The other group sends back a different kind of intelligence, an intelligent but living crystal, in such a way that it will seek out Justinian’s greatest general, Belisarius. Rather than coercion and commands, the crystal, whose name is Aide, will bring Belisarius knowledge of the future, and in particular of what will happen if the Malwa are not stopped. It will be up to Justininian, Belisarius, and a host of others to win the day.

Absurd, yes, but fun. The first book in the series is called An Oblique Approach; be sure to grab it if you see it.

Little Fuzzy, by H. Beam Piper

I just recently read this old favorite to my boys as a bedtime story, one chapter a night, and they loved it. It’s a fun book; I first read it around 1979 or 1980, and enjoyed it amazingly well, and I liked it just about as much this time.

Jack Holloway is prospecting for sunstones on Zarathustra, a Class-III planet wholly owned under Terran Federation law by the Chartered Zarathustra Company, when he makes the acquaintance of a small, fuzzy being he christens “Little Fuzzy”. It shortly becomes clear to him that Little Fuzzy isn’t just a smart animal; he’s a little person, as sapient a being as any human. As such, he has certain rights under Terran law–and that makes Zarathustra a Class-IV inhabited planet and the Company’s charter a dead letter. The difficulty is that Little Fuzzy doesn’t meet the legal rule of thumb for sapience–he doesn’t build fires, and he doesn’t talk: the only sound he makes is “Yeek!”. How can Little Fuzzy and his family be shown to be sapient? And can the Zarathustra Company be prevented from making Little Fuzzy’s sapience a dead issue?
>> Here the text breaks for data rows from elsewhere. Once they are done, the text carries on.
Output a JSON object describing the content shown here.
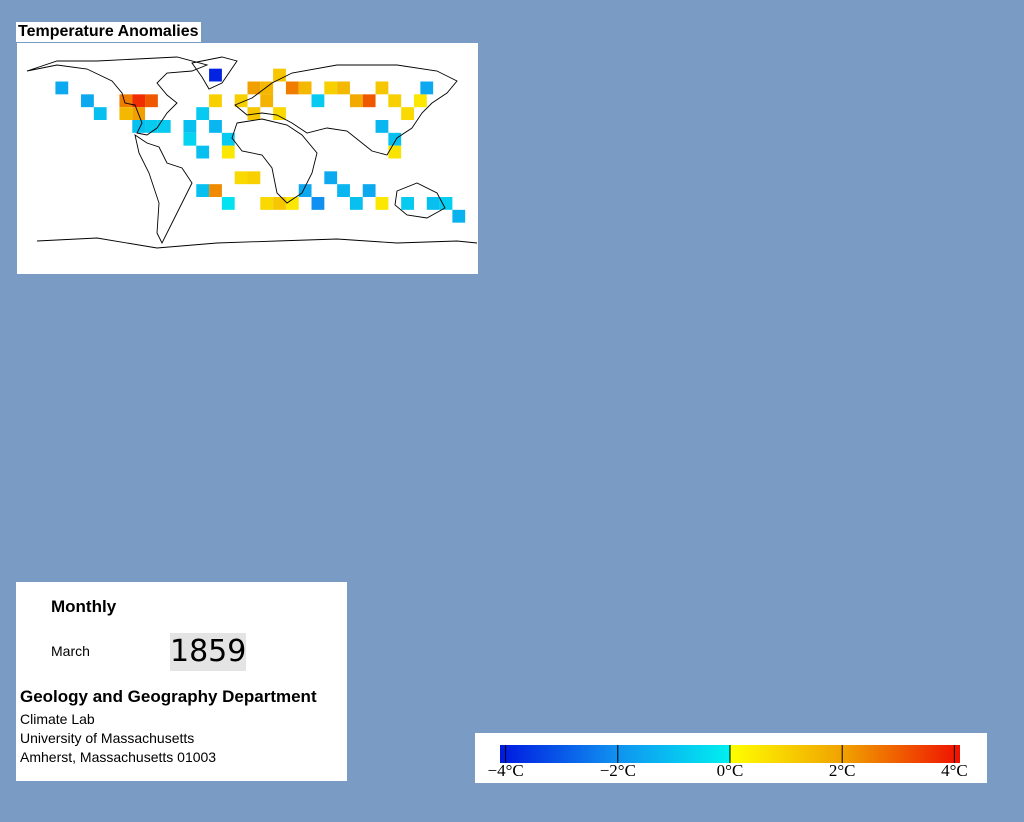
{
  "map": {
    "title": "Temperature Anomalies",
    "cells": [
      {
        "lon": -95,
        "lat": 45,
        "value": 2.5
      },
      {
        "lon": -85,
        "lat": 45,
        "value": 3.6
      },
      {
        "lon": -75,
        "lat": 45,
        "value": 3
      },
      {
        "lon": -85,
        "lat": 35,
        "value": 2
      },
      {
        "lon": -95,
        "lat": 35,
        "value": 1.5
      },
      {
        "lon": -85,
        "lat": 25,
        "value": -1
      },
      {
        "lon": -75,
        "lat": 25,
        "value": -0.8
      },
      {
        "lon": -145,
        "lat": 55,
        "value": -1.5
      },
      {
        "lon": -125,
        "lat": 45,
        "value": -1.5
      },
      {
        "lon": -115,
        "lat": 35,
        "value": -1
      },
      {
        "lon": -65,
        "lat": 25,
        "value": -0.8
      },
      {
        "lon": -45,
        "lat": 25,
        "value": -1
      },
      {
        "lon": -35,
        "lat": 35,
        "value": -0.8
      },
      {
        "lon": -25,
        "lat": 25,
        "value": -1.2
      },
      {
        "lon": -15,
        "lat": 15,
        "value": -0.8
      },
      {
        "lon": -45,
        "lat": 15,
        "value": -0.6
      },
      {
        "lon": -35,
        "lat": 5,
        "value": -1
      },
      {
        "lon": -15,
        "lat": 5,
        "value": 0.5
      },
      {
        "lon": -25,
        "lat": 65,
        "value": -3.8
      },
      {
        "lon": -25,
        "lat": 45,
        "value": 1
      },
      {
        "lon": -5,
        "lat": 45,
        "value": 1
      },
      {
        "lon": 5,
        "lat": 55,
        "value": 2
      },
      {
        "lon": 15,
        "lat": 55,
        "value": 1.5
      },
      {
        "lon": 25,
        "lat": 65,
        "value": 1.2
      },
      {
        "lon": 35,
        "lat": 55,
        "value": 2.5
      },
      {
        "lon": 45,
        "lat": 55,
        "value": 1.5
      },
      {
        "lon": 55,
        "lat": 45,
        "value": -0.8
      },
      {
        "lon": 65,
        "lat": 55,
        "value": 1
      },
      {
        "lon": 75,
        "lat": 55,
        "value": 1.5
      },
      {
        "lon": 85,
        "lat": 45,
        "value": 1.8
      },
      {
        "lon": 95,
        "lat": 45,
        "value": 3
      },
      {
        "lon": 105,
        "lat": 55,
        "value": 1.2
      },
      {
        "lon": 115,
        "lat": 45,
        "value": 1
      },
      {
        "lon": 5,
        "lat": 35,
        "value": 1.2
      },
      {
        "lon": 25,
        "lat": 35,
        "value": 0.8
      },
      {
        "lon": 15,
        "lat": 45,
        "value": 1.6
      },
      {
        "lon": 105,
        "lat": 25,
        "value": -1.2
      },
      {
        "lon": 115,
        "lat": 15,
        "value": -1
      },
      {
        "lon": 125,
        "lat": 35,
        "value": 0.8
      },
      {
        "lon": 135,
        "lat": 45,
        "value": 0.5
      },
      {
        "lon": 140,
        "lat": 55,
        "value": -1.5
      },
      {
        "lon": 115,
        "lat": 5,
        "value": 0.6
      },
      {
        "lon": 45,
        "lat": -25,
        "value": -1.5
      },
      {
        "lon": 55,
        "lat": -35,
        "value": -2
      },
      {
        "lon": 65,
        "lat": -15,
        "value": -1.5
      },
      {
        "lon": 75,
        "lat": -25,
        "value": -1.2
      },
      {
        "lon": 85,
        "lat": -35,
        "value": -1
      },
      {
        "lon": 95,
        "lat": -25,
        "value": -1.5
      },
      {
        "lon": 105,
        "lat": -35,
        "value": 0.5
      },
      {
        "lon": 125,
        "lat": -35,
        "value": -0.8
      },
      {
        "lon": -35,
        "lat": -25,
        "value": -1
      },
      {
        "lon": -25,
        "lat": -25,
        "value": 2.3
      },
      {
        "lon": -15,
        "lat": -35,
        "value": -0.3
      },
      {
        "lon": -5,
        "lat": -15,
        "value": 0.8
      },
      {
        "lon": 5,
        "lat": -15,
        "value": 1
      },
      {
        "lon": 15,
        "lat": -35,
        "value": 0.8
      },
      {
        "lon": 25,
        "lat": -35,
        "value": 1.2
      },
      {
        "lon": 35,
        "lat": -35,
        "value": 0.5
      },
      {
        "lon": 145,
        "lat": -35,
        "value": -1
      },
      {
        "lon": 165,
        "lat": -45,
        "value": -1.3
      },
      {
        "lon": 155,
        "lat": -35,
        "value": -0.7
      }
    ],
    "colorbar": {
      "lim": [
        -4.1,
        4.1
      ],
      "ticks": [
        {
          "value": -4,
          "label": "−4°C"
        },
        {
          "value": -2,
          "label": "−2°C"
        },
        {
          "value": 0,
          "label": "0°C"
        },
        {
          "value": 2,
          "label": "2°C"
        },
        {
          "value": 4,
          "label": "4°C"
        }
      ]
    }
  },
  "info": {
    "period": "Monthly",
    "month": "March",
    "year": "1859",
    "department": "Geology and Geography Department",
    "lines": [
      "Climate Lab",
      "University of Massachusetts",
      "Amherst, Massachusetts 01003"
    ]
  }
}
This is good stuff, classic science fiction and lots of fun. Hard to find; at least, I haven’t seen Piper in the bookstores recently. But today I did a Google search and found something that shocked me: a good many of Piper’s books and stories are available for free from Project Gutenberg, with the notation that they are not copyrighted in the United States of America. Given that Little Fuzzy was written in 1962, I don’t see how that can be, unless his estate formally released the copyright; I suppose that’s possible.
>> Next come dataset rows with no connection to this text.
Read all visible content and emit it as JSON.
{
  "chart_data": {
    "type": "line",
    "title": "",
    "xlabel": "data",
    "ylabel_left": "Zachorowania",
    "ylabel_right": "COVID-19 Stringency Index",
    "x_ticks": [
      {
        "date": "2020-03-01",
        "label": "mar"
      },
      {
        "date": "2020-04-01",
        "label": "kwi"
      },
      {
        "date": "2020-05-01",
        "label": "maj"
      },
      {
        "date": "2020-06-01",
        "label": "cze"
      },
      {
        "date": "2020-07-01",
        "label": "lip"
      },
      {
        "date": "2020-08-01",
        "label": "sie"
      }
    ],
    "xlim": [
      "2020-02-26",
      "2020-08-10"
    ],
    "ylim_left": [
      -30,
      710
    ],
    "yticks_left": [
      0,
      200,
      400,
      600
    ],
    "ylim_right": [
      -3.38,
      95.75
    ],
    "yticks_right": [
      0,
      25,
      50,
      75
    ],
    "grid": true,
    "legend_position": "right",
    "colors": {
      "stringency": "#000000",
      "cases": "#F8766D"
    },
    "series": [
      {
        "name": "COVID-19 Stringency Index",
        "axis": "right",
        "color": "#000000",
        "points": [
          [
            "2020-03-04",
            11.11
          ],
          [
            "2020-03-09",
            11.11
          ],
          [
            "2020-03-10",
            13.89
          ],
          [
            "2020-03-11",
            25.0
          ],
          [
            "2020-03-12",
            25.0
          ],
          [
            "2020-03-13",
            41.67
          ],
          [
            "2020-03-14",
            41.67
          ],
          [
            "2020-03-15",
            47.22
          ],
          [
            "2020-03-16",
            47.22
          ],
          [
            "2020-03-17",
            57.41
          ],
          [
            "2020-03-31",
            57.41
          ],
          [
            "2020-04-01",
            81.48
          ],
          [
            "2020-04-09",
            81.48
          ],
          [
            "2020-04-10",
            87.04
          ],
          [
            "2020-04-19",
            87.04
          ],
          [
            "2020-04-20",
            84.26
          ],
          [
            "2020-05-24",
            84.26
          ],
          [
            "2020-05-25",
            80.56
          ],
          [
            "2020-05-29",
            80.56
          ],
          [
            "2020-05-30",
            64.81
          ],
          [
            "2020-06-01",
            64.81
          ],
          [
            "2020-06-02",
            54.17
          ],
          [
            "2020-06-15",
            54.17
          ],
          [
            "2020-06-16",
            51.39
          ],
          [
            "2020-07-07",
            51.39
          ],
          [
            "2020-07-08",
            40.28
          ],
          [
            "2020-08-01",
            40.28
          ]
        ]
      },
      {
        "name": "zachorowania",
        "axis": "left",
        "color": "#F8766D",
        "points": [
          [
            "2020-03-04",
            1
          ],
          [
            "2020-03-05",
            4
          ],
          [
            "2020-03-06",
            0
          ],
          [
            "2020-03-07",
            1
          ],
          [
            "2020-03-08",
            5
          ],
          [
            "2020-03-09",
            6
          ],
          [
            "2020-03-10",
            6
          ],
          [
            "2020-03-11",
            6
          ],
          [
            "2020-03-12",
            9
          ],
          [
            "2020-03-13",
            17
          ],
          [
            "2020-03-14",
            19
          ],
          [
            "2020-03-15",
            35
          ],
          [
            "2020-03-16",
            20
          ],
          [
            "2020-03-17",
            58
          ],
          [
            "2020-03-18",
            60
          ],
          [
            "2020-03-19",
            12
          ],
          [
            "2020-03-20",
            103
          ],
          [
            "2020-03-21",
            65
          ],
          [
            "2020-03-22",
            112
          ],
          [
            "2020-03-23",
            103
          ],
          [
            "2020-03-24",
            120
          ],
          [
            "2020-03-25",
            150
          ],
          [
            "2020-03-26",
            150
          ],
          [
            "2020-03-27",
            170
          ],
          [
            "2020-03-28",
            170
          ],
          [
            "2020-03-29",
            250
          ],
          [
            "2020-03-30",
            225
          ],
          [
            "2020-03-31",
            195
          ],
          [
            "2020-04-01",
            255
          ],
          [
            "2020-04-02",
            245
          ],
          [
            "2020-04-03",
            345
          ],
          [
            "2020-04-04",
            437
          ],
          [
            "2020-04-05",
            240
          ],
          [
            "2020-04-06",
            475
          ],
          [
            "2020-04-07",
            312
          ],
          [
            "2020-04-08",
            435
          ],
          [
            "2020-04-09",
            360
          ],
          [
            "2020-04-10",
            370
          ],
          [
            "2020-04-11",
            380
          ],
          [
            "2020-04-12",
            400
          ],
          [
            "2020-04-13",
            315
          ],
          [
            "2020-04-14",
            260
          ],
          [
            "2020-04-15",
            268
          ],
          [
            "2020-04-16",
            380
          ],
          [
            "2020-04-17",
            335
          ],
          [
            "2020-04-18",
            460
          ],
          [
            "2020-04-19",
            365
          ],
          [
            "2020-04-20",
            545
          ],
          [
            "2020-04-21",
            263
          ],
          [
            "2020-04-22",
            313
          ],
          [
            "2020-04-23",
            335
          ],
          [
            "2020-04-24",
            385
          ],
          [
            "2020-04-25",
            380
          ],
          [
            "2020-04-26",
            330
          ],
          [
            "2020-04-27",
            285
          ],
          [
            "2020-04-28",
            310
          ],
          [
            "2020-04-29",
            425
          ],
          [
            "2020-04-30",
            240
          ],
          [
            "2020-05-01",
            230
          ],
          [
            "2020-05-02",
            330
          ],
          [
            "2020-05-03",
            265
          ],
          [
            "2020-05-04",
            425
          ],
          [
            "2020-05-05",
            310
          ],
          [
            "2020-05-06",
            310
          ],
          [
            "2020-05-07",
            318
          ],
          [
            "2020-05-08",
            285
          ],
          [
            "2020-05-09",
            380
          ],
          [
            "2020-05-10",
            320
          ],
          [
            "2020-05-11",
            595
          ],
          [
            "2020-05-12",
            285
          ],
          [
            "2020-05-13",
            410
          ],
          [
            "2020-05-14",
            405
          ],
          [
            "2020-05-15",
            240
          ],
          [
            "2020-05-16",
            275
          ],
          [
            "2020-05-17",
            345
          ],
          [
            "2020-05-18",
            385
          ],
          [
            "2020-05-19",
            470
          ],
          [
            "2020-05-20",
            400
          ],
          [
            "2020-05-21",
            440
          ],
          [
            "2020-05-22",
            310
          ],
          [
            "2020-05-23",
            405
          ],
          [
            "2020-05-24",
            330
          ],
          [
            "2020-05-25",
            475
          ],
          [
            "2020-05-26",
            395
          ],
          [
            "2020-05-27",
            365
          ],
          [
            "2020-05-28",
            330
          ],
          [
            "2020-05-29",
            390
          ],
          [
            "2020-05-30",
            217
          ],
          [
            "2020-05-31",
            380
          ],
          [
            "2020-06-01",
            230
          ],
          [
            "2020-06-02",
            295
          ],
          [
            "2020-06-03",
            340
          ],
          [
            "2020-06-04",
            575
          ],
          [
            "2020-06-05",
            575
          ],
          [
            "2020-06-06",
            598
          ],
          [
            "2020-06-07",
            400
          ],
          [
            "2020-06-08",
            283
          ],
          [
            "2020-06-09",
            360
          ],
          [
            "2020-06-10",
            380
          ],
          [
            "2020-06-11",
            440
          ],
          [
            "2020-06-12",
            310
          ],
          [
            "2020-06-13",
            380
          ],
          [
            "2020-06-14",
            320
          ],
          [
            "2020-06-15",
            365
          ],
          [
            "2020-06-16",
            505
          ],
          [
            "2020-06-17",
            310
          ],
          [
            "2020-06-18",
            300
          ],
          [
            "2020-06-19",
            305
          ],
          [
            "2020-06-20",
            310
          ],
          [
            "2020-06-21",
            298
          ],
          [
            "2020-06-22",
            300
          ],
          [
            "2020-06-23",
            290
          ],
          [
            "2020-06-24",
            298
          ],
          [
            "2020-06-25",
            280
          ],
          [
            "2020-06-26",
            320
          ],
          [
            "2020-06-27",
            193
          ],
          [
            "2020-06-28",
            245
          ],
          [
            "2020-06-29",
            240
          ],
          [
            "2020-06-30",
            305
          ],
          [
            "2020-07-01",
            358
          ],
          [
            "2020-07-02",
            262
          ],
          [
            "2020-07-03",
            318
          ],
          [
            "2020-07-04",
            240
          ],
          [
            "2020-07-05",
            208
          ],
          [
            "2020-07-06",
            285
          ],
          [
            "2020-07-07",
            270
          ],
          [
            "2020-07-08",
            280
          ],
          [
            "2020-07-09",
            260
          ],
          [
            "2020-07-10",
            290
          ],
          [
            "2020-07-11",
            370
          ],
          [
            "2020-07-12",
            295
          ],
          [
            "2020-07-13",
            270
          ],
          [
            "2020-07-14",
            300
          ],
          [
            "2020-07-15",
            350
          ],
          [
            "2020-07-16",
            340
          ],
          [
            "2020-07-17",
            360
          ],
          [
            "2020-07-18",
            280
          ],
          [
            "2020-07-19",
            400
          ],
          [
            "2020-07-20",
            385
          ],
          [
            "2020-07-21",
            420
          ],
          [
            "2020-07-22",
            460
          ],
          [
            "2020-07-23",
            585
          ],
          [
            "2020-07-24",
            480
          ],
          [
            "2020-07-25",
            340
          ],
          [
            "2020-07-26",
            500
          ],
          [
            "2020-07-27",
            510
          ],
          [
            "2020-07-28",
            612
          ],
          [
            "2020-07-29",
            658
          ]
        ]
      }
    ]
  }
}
Anyway, here’s the Piper page at Gutenberg; I particular recommend Little Fuzzy and Space Viking. (Sure, the name is hokey, but so what. It’s good!) Go thou and read!
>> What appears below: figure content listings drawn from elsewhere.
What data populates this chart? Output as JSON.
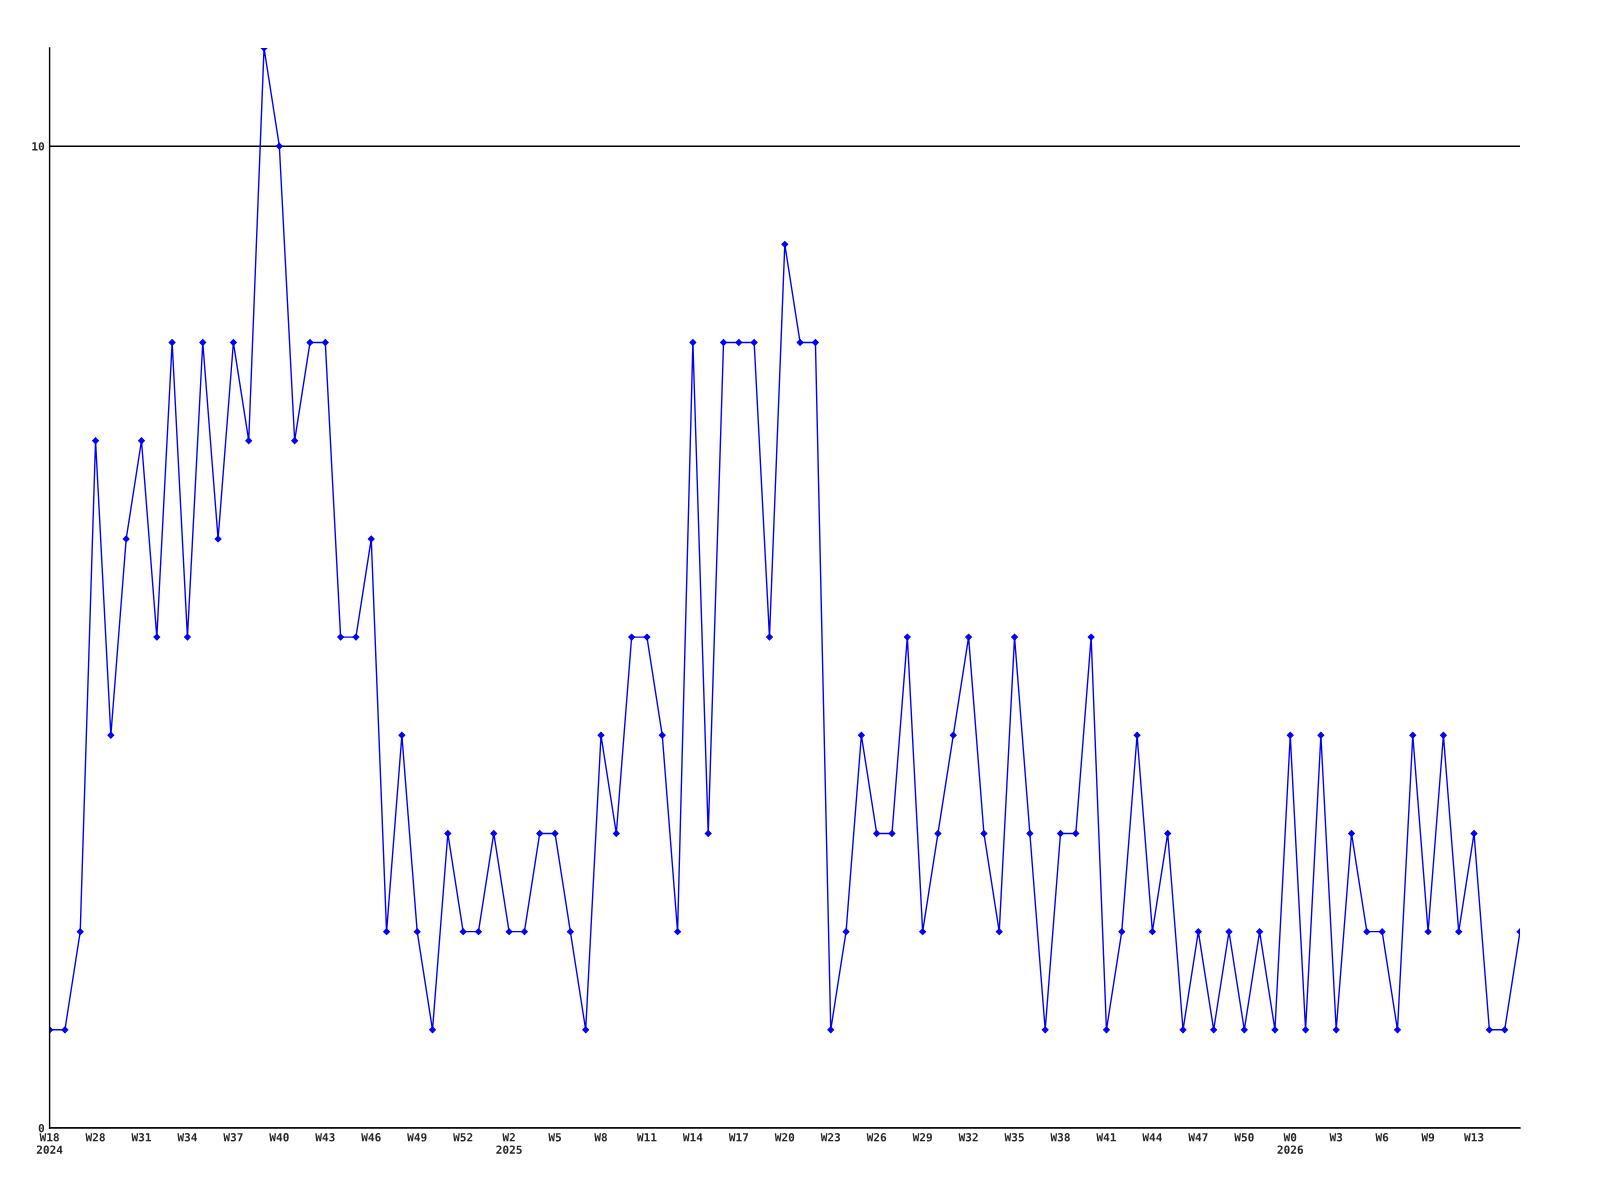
{
  "chart_data": {
    "type": "line",
    "categories": [
      "W18\n2024",
      null,
      null,
      "W28",
      null,
      null,
      "W31",
      null,
      null,
      "W34",
      null,
      null,
      "W37",
      null,
      null,
      "W40",
      null,
      null,
      "W43",
      null,
      null,
      "W46",
      null,
      null,
      "W49",
      null,
      null,
      "W52",
      null,
      null,
      "W2\n2025",
      null,
      null,
      "W5",
      null,
      null,
      "W8",
      null,
      null,
      "W11",
      null,
      null,
      "W14",
      null,
      null,
      "W17",
      null,
      null,
      "W20",
      null,
      null,
      "W23",
      null,
      null,
      "W26",
      null,
      null,
      "W29",
      null,
      null,
      "W32",
      null,
      null,
      "W35",
      null,
      null,
      "W38",
      null,
      null,
      "W41",
      null,
      null,
      "W44",
      null,
      null,
      "W47",
      null,
      null,
      "W50",
      null,
      null,
      "W0\n2026",
      null,
      null,
      "W3",
      null,
      null,
      "W6",
      null,
      null,
      "W9",
      null,
      null,
      "W13",
      null,
      null,
      null
    ],
    "series": [
      {
        "color": "#0000ff",
        "values": [
          1,
          1,
          2,
          7,
          4,
          6,
          7,
          5,
          8,
          5,
          8,
          6,
          8,
          7,
          11,
          10,
          7,
          8,
          8,
          5,
          5,
          6,
          2,
          4,
          2,
          1,
          3,
          2,
          2,
          3,
          2,
          2,
          3,
          3,
          2,
          1,
          4,
          3,
          5,
          5,
          4,
          2,
          8,
          3,
          8,
          8,
          8,
          5,
          9,
          8,
          8,
          1,
          2,
          4,
          3,
          3,
          5,
          2,
          3,
          4,
          5,
          3,
          2,
          5,
          3,
          1,
          3,
          3,
          5,
          1,
          2,
          4,
          2,
          3,
          1,
          2,
          1,
          2,
          1,
          2,
          1,
          4,
          1,
          4,
          1,
          3,
          2,
          2,
          1,
          4,
          2,
          4,
          2,
          3,
          1,
          1,
          2
        ]
      }
    ],
    "ylim": [
      0,
      11
    ],
    "yticks": [
      0,
      10
    ],
    "grid": "y",
    "marker": "diamond",
    "line_style": "solid"
  }
}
Aristotle for Everybody, by Mortimer J. Adler

One of the reasons I’ve been mostly silent this year is that I’ve been doing a great deal of theological and philosophical pondering, a state I expect to continue for some time. (The extent to which any of said pondering will appear here is as yet undetermined.) But as part of it I’ve been beginning to look at Thomas Aquinas; and to understand Thomas Aquinas, it was recommended that I understand a little about Aristotle. And in particular, it was recommended that this book was a good introduction to Aristotle for dumm–well, say, for the complete id–well, anyway, it’s a good introduction to Aristotle. So I got, and read it, and re-read it, and studied it thoroughly.

The book is both lucid and helpful, explaining clearly the notions of the good, the true, and the beautiful, of matter and form, of the four causes (efficient, material, formal, and final), and so forth; to that extent, it’s just what I was looking for. Having finished it, I’ve stepped into the pool of Aristotle’s own writing–and the water is swirling about my nose, and I’ve not even reach the bottom of the shallow end. I’m maybe on the first or second step down.

In short, I liked this book; now I’d like something to take me further. The same source that recommended this book for beginners also recommended Sir David Ross’s Aristotle for the intermediate reader of philosophy; but having looked into it I can see that Ross’s book assumes a considerable quantity of background knowledge that I don’t yet have. If anyone can suggest something in between the two, say, Aristotle for the Reasonably Smart Novice, I’d appreciate it.